- Episode no.: Season 4 Episode 17
- Directed by: Adam Bernstein
- Written by: Debra Fordham
- Production code: 417
- Original air date: February 15, 2005

Guest appearances
- Clay Aiken as Kenny; Ken Lerner as Mr. James; Deonté Gordon as Figsack; Jeremy Howard as Fat Frank; Dave Martel as Dave Martel; Chrystee Pharris-Larkins as Kylie;

Episode chronology
| ← Previous "My Quarantine" | Next → "My Roommates" |
- Scrubs season 4

= My Life in Four Cameras =

"My Life in Four Cameras" is the seventeenth episode of the fourth season and 85th overall episode of the American television sitcom Scrubs. Written by Debra Fordham and directed Adam Bernstein, it originally aired on February 15, 2005 on NBC.

==Plot==
This episode is an homage to the traditional multi-camera sitcom, and, specifically, Cheers (which also aired on NBC). Unlike traditional sitcoms, Scrubs uses a single camera setup, no laugh track, and is not filmed before a live studio audience. During an extended dream sequence, J.D. imagines what his life would be like if it were a sitcom. This sequence was actually filmed in a multi-camera setup with a laugh track and studio audience; as well as featuring low-cut outfits for the female characters, a less realistic hospital set, brighter lighting, broader humor, a fairly contrived plot, and a guest star named Kenny (Clay Aiken). In addition, a featured patient in the episode is fictional Cheers writer Charles James, a combination of Cheers three creators James Burrows, Glen Charles, and Les Charles.
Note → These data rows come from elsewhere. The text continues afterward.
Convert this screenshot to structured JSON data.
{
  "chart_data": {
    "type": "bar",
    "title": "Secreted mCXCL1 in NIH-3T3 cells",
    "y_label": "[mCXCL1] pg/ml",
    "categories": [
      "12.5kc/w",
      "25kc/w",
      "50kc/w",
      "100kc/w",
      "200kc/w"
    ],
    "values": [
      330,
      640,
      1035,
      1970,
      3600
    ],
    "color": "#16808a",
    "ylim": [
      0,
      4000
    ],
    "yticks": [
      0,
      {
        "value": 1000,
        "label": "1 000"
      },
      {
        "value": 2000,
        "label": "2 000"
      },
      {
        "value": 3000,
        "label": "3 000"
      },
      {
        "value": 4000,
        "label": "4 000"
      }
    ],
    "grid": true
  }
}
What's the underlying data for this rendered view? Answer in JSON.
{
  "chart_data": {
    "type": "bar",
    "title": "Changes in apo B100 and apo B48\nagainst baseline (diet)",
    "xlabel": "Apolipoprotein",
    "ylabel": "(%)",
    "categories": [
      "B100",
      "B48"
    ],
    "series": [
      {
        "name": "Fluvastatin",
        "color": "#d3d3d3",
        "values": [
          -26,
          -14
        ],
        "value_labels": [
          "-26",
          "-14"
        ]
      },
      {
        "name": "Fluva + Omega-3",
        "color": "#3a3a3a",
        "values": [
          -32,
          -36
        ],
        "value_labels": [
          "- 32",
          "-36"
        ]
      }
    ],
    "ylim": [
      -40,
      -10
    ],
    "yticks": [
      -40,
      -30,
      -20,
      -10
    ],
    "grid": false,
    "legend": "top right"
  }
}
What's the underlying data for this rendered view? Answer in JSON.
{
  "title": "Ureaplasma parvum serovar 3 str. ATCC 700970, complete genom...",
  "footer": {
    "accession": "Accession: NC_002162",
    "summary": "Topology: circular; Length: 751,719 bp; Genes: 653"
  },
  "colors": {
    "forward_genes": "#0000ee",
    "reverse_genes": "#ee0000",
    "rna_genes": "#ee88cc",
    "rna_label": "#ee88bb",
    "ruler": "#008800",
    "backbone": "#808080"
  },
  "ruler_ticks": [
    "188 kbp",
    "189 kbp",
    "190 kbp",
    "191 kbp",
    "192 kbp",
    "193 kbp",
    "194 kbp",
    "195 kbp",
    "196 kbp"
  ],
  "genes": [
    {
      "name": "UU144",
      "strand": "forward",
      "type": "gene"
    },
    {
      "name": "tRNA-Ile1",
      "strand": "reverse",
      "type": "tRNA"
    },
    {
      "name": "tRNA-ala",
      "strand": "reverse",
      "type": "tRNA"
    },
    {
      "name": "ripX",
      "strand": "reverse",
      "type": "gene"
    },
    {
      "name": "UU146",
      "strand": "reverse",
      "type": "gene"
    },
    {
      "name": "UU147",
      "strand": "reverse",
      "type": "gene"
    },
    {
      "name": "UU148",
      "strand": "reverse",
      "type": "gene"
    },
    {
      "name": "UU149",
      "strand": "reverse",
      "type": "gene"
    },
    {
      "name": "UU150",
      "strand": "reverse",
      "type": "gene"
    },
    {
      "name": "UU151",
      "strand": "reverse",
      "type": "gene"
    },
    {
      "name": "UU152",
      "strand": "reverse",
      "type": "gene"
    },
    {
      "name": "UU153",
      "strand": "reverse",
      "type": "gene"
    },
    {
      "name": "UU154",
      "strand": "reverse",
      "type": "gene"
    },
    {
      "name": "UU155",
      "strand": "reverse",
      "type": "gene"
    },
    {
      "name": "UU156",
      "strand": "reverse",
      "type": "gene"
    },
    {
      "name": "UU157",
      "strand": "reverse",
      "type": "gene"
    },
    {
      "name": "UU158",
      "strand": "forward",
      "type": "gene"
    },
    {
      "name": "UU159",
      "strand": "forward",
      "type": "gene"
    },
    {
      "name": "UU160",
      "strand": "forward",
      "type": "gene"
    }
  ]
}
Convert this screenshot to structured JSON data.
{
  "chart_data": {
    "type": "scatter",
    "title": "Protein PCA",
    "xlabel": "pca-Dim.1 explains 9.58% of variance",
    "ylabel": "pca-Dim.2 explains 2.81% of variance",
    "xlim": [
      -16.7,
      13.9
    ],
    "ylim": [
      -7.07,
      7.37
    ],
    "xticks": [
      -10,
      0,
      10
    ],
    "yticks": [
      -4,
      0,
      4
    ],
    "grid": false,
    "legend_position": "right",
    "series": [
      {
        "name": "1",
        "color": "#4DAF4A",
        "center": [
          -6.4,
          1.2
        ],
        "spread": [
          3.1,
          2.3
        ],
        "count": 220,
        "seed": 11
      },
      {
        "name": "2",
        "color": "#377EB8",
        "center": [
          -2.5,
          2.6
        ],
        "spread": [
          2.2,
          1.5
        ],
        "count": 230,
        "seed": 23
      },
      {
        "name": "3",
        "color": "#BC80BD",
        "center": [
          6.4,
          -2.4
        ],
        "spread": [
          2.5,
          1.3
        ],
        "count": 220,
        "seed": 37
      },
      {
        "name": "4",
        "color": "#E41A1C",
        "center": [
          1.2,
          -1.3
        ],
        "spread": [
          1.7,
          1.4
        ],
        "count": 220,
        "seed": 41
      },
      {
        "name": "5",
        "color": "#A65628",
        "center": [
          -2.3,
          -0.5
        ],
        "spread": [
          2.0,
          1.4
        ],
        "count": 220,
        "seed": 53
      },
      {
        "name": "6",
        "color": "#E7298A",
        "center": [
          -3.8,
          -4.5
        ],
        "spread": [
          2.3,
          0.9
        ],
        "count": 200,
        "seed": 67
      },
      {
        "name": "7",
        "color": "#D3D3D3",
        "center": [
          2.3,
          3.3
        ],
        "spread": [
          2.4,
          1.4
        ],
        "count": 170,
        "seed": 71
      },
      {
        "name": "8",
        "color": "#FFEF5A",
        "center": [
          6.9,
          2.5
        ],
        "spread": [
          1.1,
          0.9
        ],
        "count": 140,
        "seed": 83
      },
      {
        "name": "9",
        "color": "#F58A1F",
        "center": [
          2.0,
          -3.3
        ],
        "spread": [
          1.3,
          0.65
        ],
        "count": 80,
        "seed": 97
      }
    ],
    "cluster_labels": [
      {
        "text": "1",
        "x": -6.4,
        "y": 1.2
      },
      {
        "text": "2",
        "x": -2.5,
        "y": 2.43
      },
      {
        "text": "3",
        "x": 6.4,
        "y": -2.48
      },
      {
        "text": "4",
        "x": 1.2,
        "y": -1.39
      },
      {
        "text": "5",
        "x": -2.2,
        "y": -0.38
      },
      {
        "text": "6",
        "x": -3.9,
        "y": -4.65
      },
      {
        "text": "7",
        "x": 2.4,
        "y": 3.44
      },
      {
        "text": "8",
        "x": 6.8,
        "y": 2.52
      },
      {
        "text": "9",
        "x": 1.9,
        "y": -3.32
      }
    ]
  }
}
The episode makes repeated comments about these "traditional" sitcoms.

As the episode opens, Carla is trying to compete with the idea of Kylie and J.D.'s relationship, but Turk isn't reciprocating her attempts. A new E. coli scare on the news then results in a huge crowd of people coming to a hospital worried that they are infected.

J.D. and Turk meet a famous writer for Cheers. It turns out he has lung cancer. In the sitcom fantasy, he lives following the discovery that his chart was mixed up with that of another patient with a similar name ("This chart isn't for Charles James, it's for James Charles! And who cares about him, he’s anti-Semitic"). While J.D. is saying aloud his thoughts and what he's learned, the sitcom writer faints, to which J.D. responds that this is wrong. The show returns to its normal setting, where the sitcom writer has died.

Meanwhile, Kelso needs to do some budget cuts, and he figures out he has to fire someone. Dr. Cox bets that he can do it without firing anyone, but after many hours of working, he finds that it is inevitable. The next day at lunch, Janitor points out all the cafeteria workers Dr. Cox shouldn't fire. Finally, he points out Kenny, who pours the coffee; he happens to be the newest cafeteria worker. When the show switches to "JD’s Sitcom Fantasy", a talent show happens at the hospital (with the prize being exactly the same amount that the hospital needs to save). Everyone tries their best, J.D. doing his famous "World's most giant Doctor" act, when finally Kenny sings and wins the money. However, when the sitcom fantasy ends, Dr. Cox does have to fire Kenny for real. Carla and Turk sit down to work out their problems in their relationship. And J.D. sits down at home to watch a sitcom.

==Production details==
The version of the Cheers theme song performed by Colin Hay in the original airing of this episode has been removed from subsequent airings and is not heard in the DVD release due to copyright laws.

According to commentaries, many of the male cast "suggested" to Bill Lawrence that the scantily-clad nurses should remain in the series. One of models portraying these scantily-clad nurses was sexually harassed by series writer and accused serial rapist Eric Weinberg.

==Critical reception==
Brian Ford Sullivan of thefutoncritic.com listed the episode as one of the top 50 television episodes of 2005.